Split the data into train/test.

In [1]:
from sklearn.model_selection import train_test_split

In [1]:
X_train,X_test,y_train,y_test=train_test_split(X_scaled,y,test_size=0.3,random_state=42)

In [1]:
X_train.shape,y_train.shape

In [1]:
X_test.shape,y_test.shape

**Using Logistic Regression**

In [1]:
from sklearn.linear_model import LogisticRegression

In [1]:
l_r=LogisticRegression()

In [1]:
model=l_r.fit(X_train,y_train)

In [1]:
pred=model.predict(X_test)

In [1]:
from sklearn.metrics import classification_report,confusion_matrix

In [1]:
print('Confusion Matrix:\n ', confusion_matrix(y_test,pred))
print('Classification Report:\n ',classification_report(y_test,pred))

So we could see that our model has predicted with 90% accuracy.

**Logistic Regression Using Kfold Cross validation**

In this we are going to predict using same model but with kfold Cross validation and obtain the accurcay.

In [1]:
from sklearn.model_selection import KFold,cross_val_score

In [1]:
kfold=KFold(n_splits=10,shuffle=True,random_state=21)

In [1]:
model=LogisticRegression()

In [1]:
scores=cross_val_score(model,X,y,scoring='accuracy',cv=kfold,n_jobs=-1)


In [1]:
print('Accuracy: %.3f (%.3f)' % (np.mean(scores), np.std(scores)))

We could see that our model has predicted with 87% accuracy.

**KNN with CV**


In this we are going to use K Nearest Neighbor and find the best K value using Grid Search CV and also using Kfold cross validation.

In [1]:
from sklearn.neighbors import KNeighborsClassifier

In [1]:
knn=KNeighborsClassifier(n_jobs=-1)

In [1]:
knn_neighbors={'n_neighbors':[1,2,3,4,5,6,7,8,9,10]}

In [1]:
from sklearn.model_selection import GridSearchCV

In [1]:
classifier=GridSearchCV(knn,param_grid=knn_neighbors,cv=kfold,verbose=0).fit(X_train,y_train)

In [1]:
classifier.best_params_

In [1]:
best_grid=classifier.best_estimator_

In [1]:
best_grid

In [1]:
predict=best_grid.predict(X_test)

In [1]:
print('Confusion Matrix:\n ',confusion_matrix(y_test,predict))
print('Classification Report:\n ',classification_report(y_test,predict))

We could see that our model has predicted wit 90% accuracy.

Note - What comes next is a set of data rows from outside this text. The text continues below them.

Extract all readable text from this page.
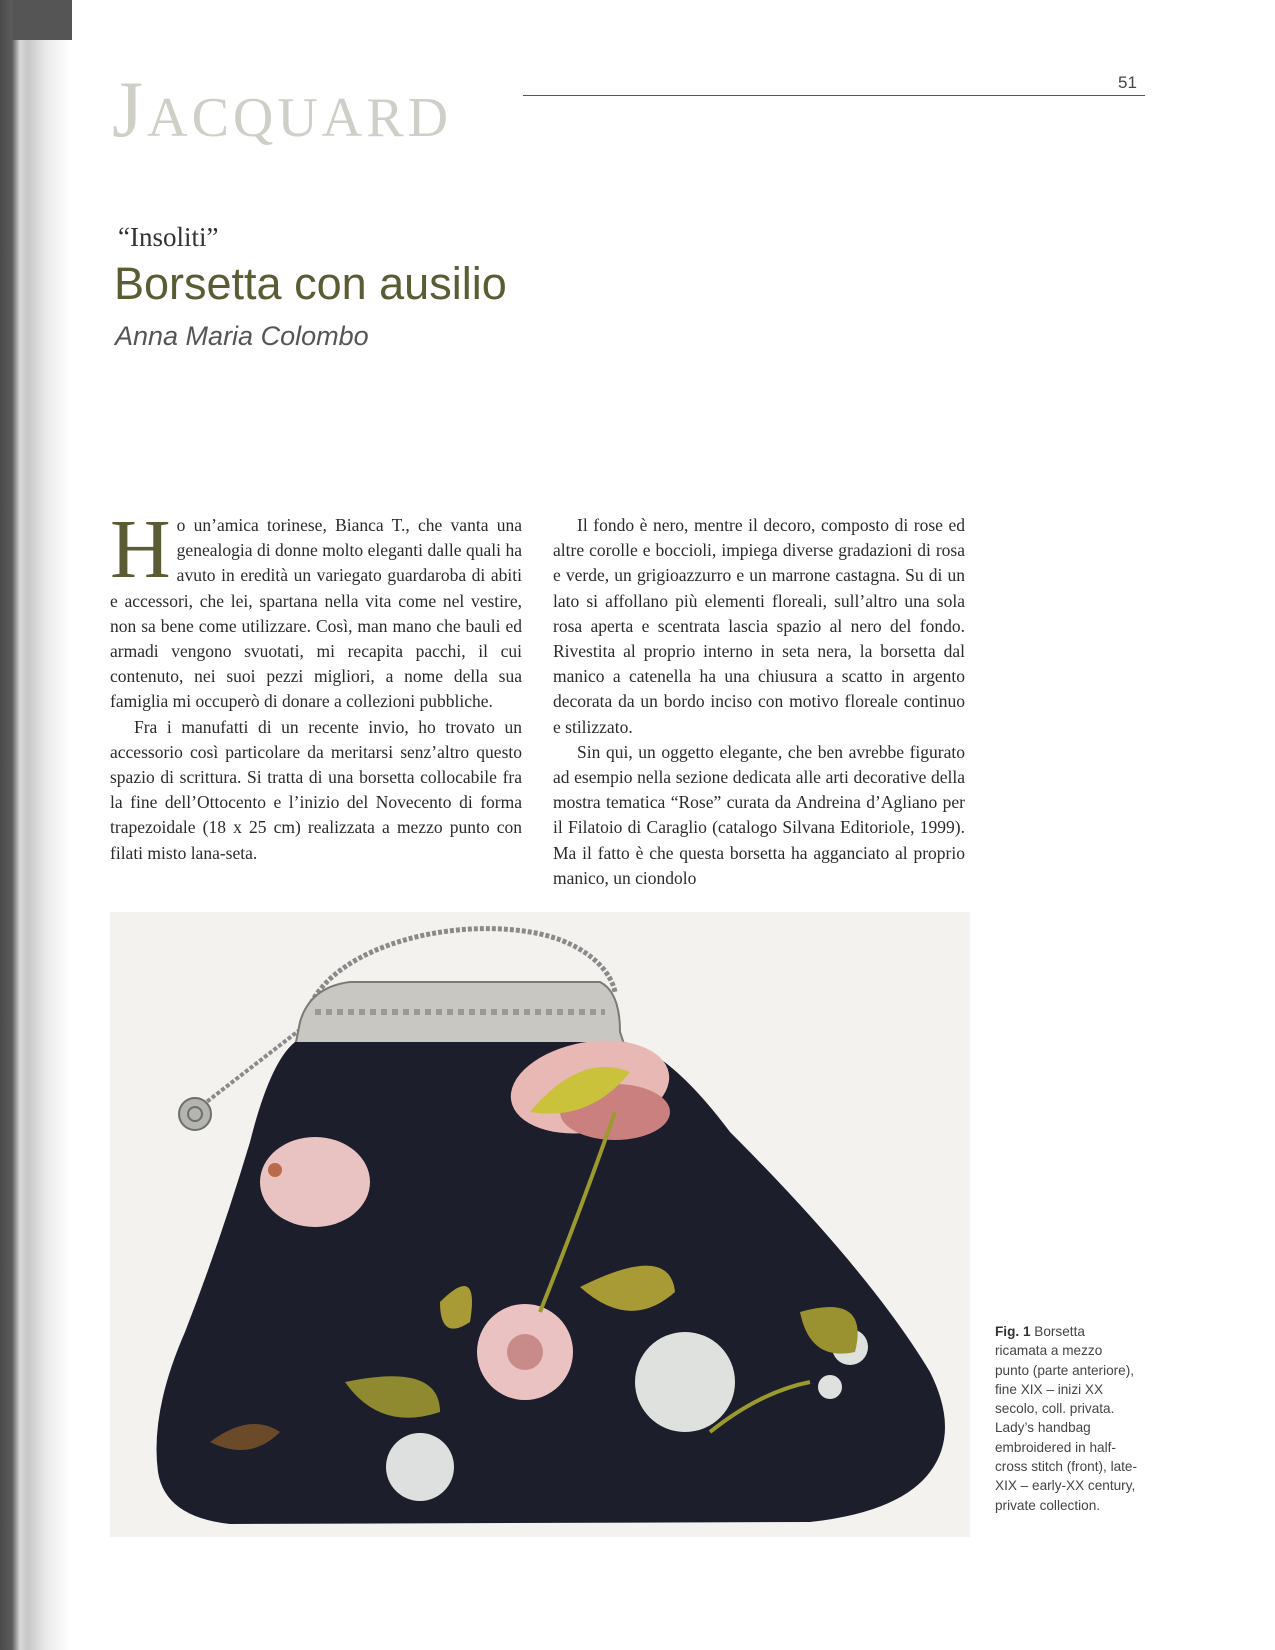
Jacquard	51
“Insoliti”
Borsetta con ausilio
Anna Maria Colombo

Ho un’amica torinese, Bianca T., che vanta una genealogia di donne molto eleganti dalle quali ha avuto in eredità un variegato guardaroba di abiti e accessori, che lei, spartana nella vita come nel vestire, non sa bene come utilizzare. Così, man mano che bauli ed armadi vengono svuotati, mi recapita pacchi, il cui contenuto, nei suoi pezzi migliori, a nome della sua famiglia mi occuperò di donare a collezioni pubbliche.

Fra i manufatti di un recente invio, ho trovato un accessorio così particolare da meritarsi senz’altro questo spazio di scrittura. Si tratta di una borsetta collocabile fra la fine dell’Ottocento e l’inizio del Novecento di forma trapezoidale (18 x 25 cm) realizzata a mezzo punto con filati misto lana-seta.

Il fondo è nero, mentre il decoro, composto di rose ed altre corolle e boccioli, impiega diverse gradazioni di rosa e verde, un grigioazzurro e un marrone castagna. Su di un lato si affollano più elementi floreali, sull’altro una sola rosa aperta e scentrata lascia spazio al nero del fondo. Rivestita al proprio interno in seta nera, la borsetta dal manico a catenella ha una chiusura a scatto in argento decorata da un bordo inciso con motivo floreale continuo e stilizzato.

Sin qui, un oggetto elegante, che ben avrebbe figurato ad esempio nella sezione dedicata alle arti decorative della mostra tematica “Rose” curata da Andreina d’Agliano per il Filatoio di Caraglio (catalogo Silvana Editoriole, 1999). Ma il fatto è che questa borsetta ha agganciato al proprio manico, un ciondolo

Fig. 1 Borsetta ricamata a mezzo punto (parte anteriore), fine XIX – inizi XX secolo, coll. privata.
Lady’s handbag embroidered in half-cross stitch (front), late-XIX – early-XX century, private collection.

**Using Descision Tree with Kfold CV**

In [1]:
from sklearn.tree import DecisionTreeClassifier

In [1]:
df_tree=DecisionTreeClassifier(random_state=0)

In [1]:
df_model=df_tree.fit(X_train,y_train)

In [1]:
df_pred=df_model.predict(X_test)

In [1]:
print('Confusion Matrix:\n ',confusion_matrix(y_test,df_pred))
print('Classification Report:\n ',classification_report(y_test,df_pred))

We could see that our model has predicted with 80% accuracy.

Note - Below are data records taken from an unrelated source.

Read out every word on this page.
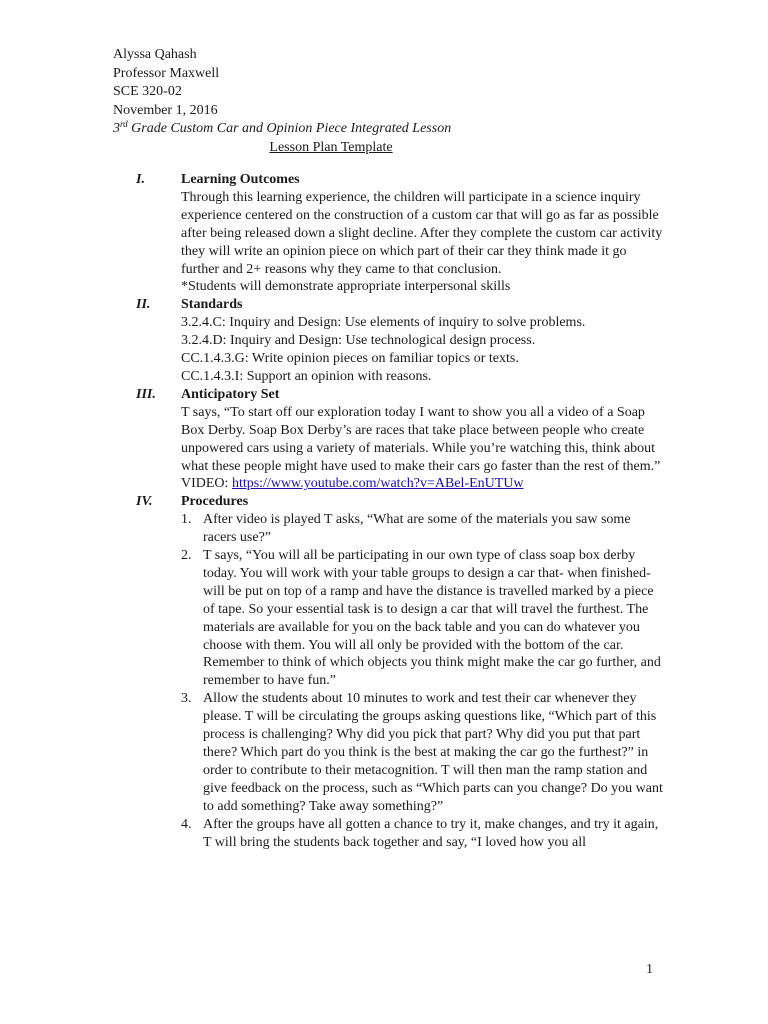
Alyssa Qahash
Professor Maxwell
SCE 320-02
November 1, 2016
3rd Grade Custom Car and Opinion Piece Integrated Lesson
Lesson Plan Template
I.	Learning Outcomes

Through this learning experience, the children will participate in a science inquiry experience centered on the construction of a custom car that will go as far as possible after being released down a slight decline. After they complete the custom car activity they will write an opinion piece on which part of their car they think made it go further and 2+ reasons why they came to that conclusion.

*Students will demonstrate appropriate interpersonal skills

II. Standards

3.2.4.C: Inquiry and Design: Use elements of inquiry to solve problems.

3.2.4.D: Inquiry and Design: Use technological design process.

CC.1.4.3.G: Write opinion pieces on familiar topics or texts.

CC.1.4.3.I: Support an opinion with reasons.

III. Anticipatory Set

T says, “To start off our exploration today I want to show you all a video of a Soap Box Derby. Soap Box Derby’s are races that take place between people who create unpowered cars using a variety of materials. While you’re watching this, think about what these people might have used to make their cars go faster than the rest of them.”

VIDEO: https://www.youtube.com/watch?v=ABel-EnUTUw

IV. Procedures
1. After video is played T asks, “What are some of the materials you saw some racers use?”
2. T says, “You will all be participating in our own type of class soap box derby today. You will work with your table groups to design a car that- when finished- will be put on top of a ramp and have the distance is travelled marked by a piece of tape. So your essential task is to design a car that will travel the furthest. The materials are available for you on the back table and you can do whatever you choose with them. You will all only be provided with the bottom of the car. Remember to think of which objects you think might make the car go further, and remember to have fun.”
3. Allow the students about 10 minutes to work and test their car whenever they please. T will be circulating the groups asking questions like, “Which part of this process is challenging? Why did you pick that part? Why did you put that part there? Which part do you think is the best at making the car go the furthest?” in order to contribute to their metacognition. T will then man the ramp station and give feedback on the process, such as “Which parts can you change? Do you want to add something? Take away something?”
4. After the groups have all gotten a chance to try it, make changes, and try it again, T will bring the students back together and say, “I loved how you all
1
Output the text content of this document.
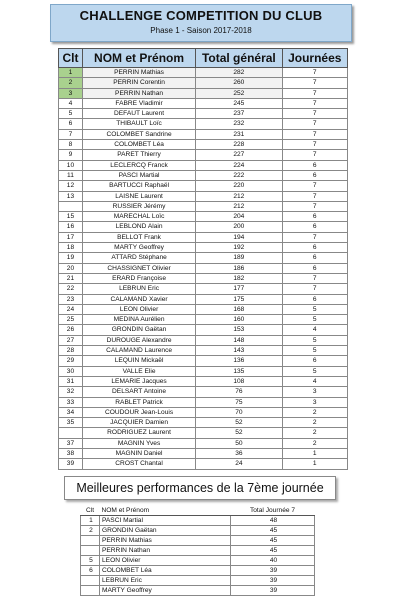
CHALLENGE COMPETITION DU CLUB
Phase 1 - Saison 2017-2018
Clt	NOM et Prénom	Total général	Journées
1	PERRIN Mathias	282	7
2	PERRIN Corentin	260	7
3	PERRIN Nathan	252	7
4	FABRE Vladimir	245	7
5	DEFAUT Laurent	237	7
6	THIBAULT Loïc	232	7
7	COLOMBET Sandrine	231	7
8	COLOMBET Léa	228	7
9	PARET Thierry	227	7
10	LECLERCQ Franck	224	6
11	PASCI Martial	222	6
12	BARTUCCI Raphaël	220	7
13	LAISNE Laurent	212	7
	RUSSIER Jérémy	212	7
15	MARECHAL Loïc	204	6
16	LEBLOND Alain	200	6
17	BELLOT Frank	194	7
18	MARTY Geoffrey	192	6
19	ATTARD Stéphane	189	6
20	CHASSIGNET Olivier	186	6
21	ERARD Françoise	182	7
22	LEBRUN Eric	177	7
23	CALAMAND Xavier	175	6
24	LEON Olivier	168	5
25	MEDINA Aurélien	160	5
26	GRONDIN Gaëtan	153	4
27	DUROUGE Alexandre	148	5
28	CALAMAND Laurence	143	5
29	LEQUIN Mickaël	136	6
30	VALLE Elie	135	5
31	LEMARIE Jacques	108	4
32	DELSART Antoine	76	3
33	RABLET Patrick	75	3
34	COUDOUR Jean-Louis	70	2
35	JACQUIER Damien	52	2
	RODRIGUEZ Laurent	52	2
37	MAGNIN Yves	50	2
38	MAGNIN Daniel	36	1
39	CROST Chantal	24	1
Meilleures performances de la 7ème journée
Clt	NOM et Prénom	Total Journée 7
1	PASCI Martial	48
2	GRONDIN Gaëtan	45
	PERRIN Mathias	45
	PERRIN Nathan	45
5	LEON Olivier	40
6	COLOMBET Léa	39
	LEBRUN Eric	39
	MARTY Geoffrey	39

Using kfold Cross validation with descision tree model.

In [1]:
score=cross_val_score(df_model,X,y,scoring='accuracy',cv=kfold,n_jobs=-1)

In [1]:
print('Accuracy: %.3f (%.3f)' % (np.mean(score), np.std(score)))

**Using Random Forest**

In [1]:
from sklearn.ensemble import RandomForestClassifier

In [1]:
rf=RandomForestClassifier()

In [1]:
rf_model = rf.fit(X_train,y_train)

In [1]:
rf_pred=rf_model.predict(X_test)


In [1]:
print('Confusion Matrix:\n ',confusion_matrix(y_test,rf_pred))
print('Classification Report:\n ',classification_report(y_test,rf_pred))

We have got 90% accuracy.

Using Kfold CV in random forest model

In [1]:
s=cross_val_score(rf_model,X,y,scoring='accuracy',cv=kfold,n_jobs=-1)

In [1]:
print('Accuracy: %.3f (%.3f)' % (np.mean(s), np.std(s)))

We could get 87% accuracy.

**Using XGBoost**

In [1]:
import xgboost as xgb

In [1]:
xg_boost=xgb.XGBClassifier()
xg_model=xg_boost.fit(X_train,y_train)

In [1]:
xg_pred=xg_model.predict(X_test)

In [1]:
print('Confusion Matrix:\n ',confusion_matrix(y_test,xg_pred))
print('Classification Report:\n ',classification_report(y_test,xg_pred))

We could see that our model has aquired 86% accuracy

From all the regression techniques we have tried we got 90% accuracy but when we keenly observe we could see that our precision,recall ,f1 score all of its percentage has been increased.